I begin to see the monotony and repetitive life of being stuck in a hospital - but, really, it's no different from being stuck at home, with no one to direct your comments at or vent to, not to mention feed and care for you. She twice asks when she'll be leaving and twice my dad replies with "until you improve".


Our waiting is rewarded with the physiotherapist who comes knocking on the door. He leaves my grandma short of breath after 15 minutes of light exercises on her hands and legs, and a short walk around the room. It seems like small steps (literally and metaphorically) but compared to when we first arrived, there's a noticeable difference. She thanks God even though she's exhausted and still fed up. The day continues with each of us returning to our temporary escapes: music, cigarettes and sleep.


The third day sees no complaints from me or from my grandma even. Her mental state is miles better and even her awareness, memory and movements have improved. The day is occupied by visits from her sister and cousin, with the latter herself mentioning how much improvement she's noticed. Teta is excited by the prospect of staying here at least once Ramadan ends and improving over time. She starts becoming accustomed to the physiotherapist, the meals, walking to the garden and actually sleeping during the night, not the day (although she tells me that the day does feel longer than usual - not a surprise considering she now wakes up at 8am not 2pm).

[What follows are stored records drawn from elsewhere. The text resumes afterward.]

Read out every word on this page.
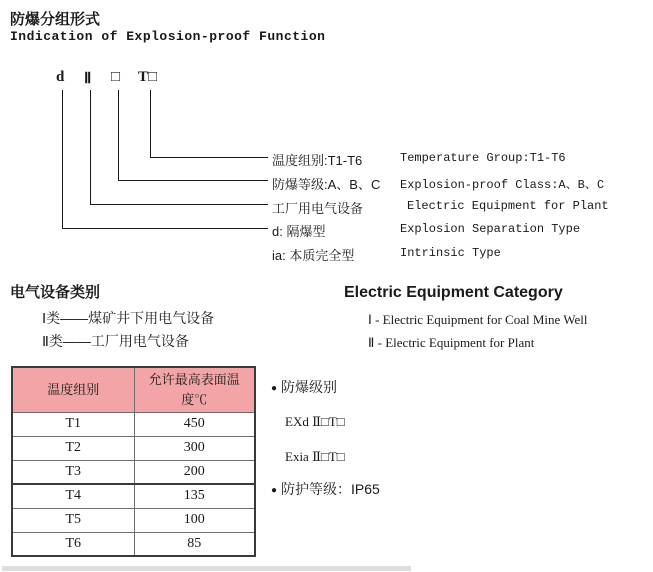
防爆分组形式
Indication of Explosion-proof Function
d Ⅱ □ T□
温度组别:T1-T6	Temperature Group:T1-T6
防爆等级:A、B、C Explosion-proof Class:A、B、C
工厂用电气设备	Electric Equipment for Plant
d: 隔爆型	Explosion Separation Type
ia: 本质完全型	Intrinsic Type
电气设备类别
Ⅰ类——煤矿井下用电气设备
Ⅱ类——工厂用电气设备
Electric Equipment Category
Ⅰ - Electric Equipment for Coal Mine Well
Ⅱ - Electric Equipment for Plant
温度组别	允许最高表面温度℃
T1	450
T2	300
T3	200
T4	135
T5	100
T6	85
● 防爆级别
EXd Ⅱ□T□
Exia Ⅱ□T□
● 防护等级：IP65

As the sun sets - the room allowing us a great view - I'm conscious of us only having two more days left before heading back to Egypt - the mild sense of guilt I carried with me is completely gone and replaced by assurance that I'm no longer the only one at comfort with this solution, but that she is too.


On the fourth and penultimate day, our visit is limited to less than an hour. Our arrival is shortly followed by our accountant's and most of our time is spent discussing business. More importantly she tells us she's doing well and she doesn't seem bothered by our brief appearance. One day to go.


The final day is met with an air of sadness, mixed with fatigue, as we prepare our goodbyes. On at least three occasions my grandma begins a sentence with "The problem with this place is..." Yet she shares the sentiment that this is the best option for her, and we all agree. Late into the night, and with our flight early the morning after, we begin making our way. My dad promises a return in a month and my tickets are booked for July. She's close to tears as we hug her. It's the 100th time we've had to say goodbye to her, but this time it's different.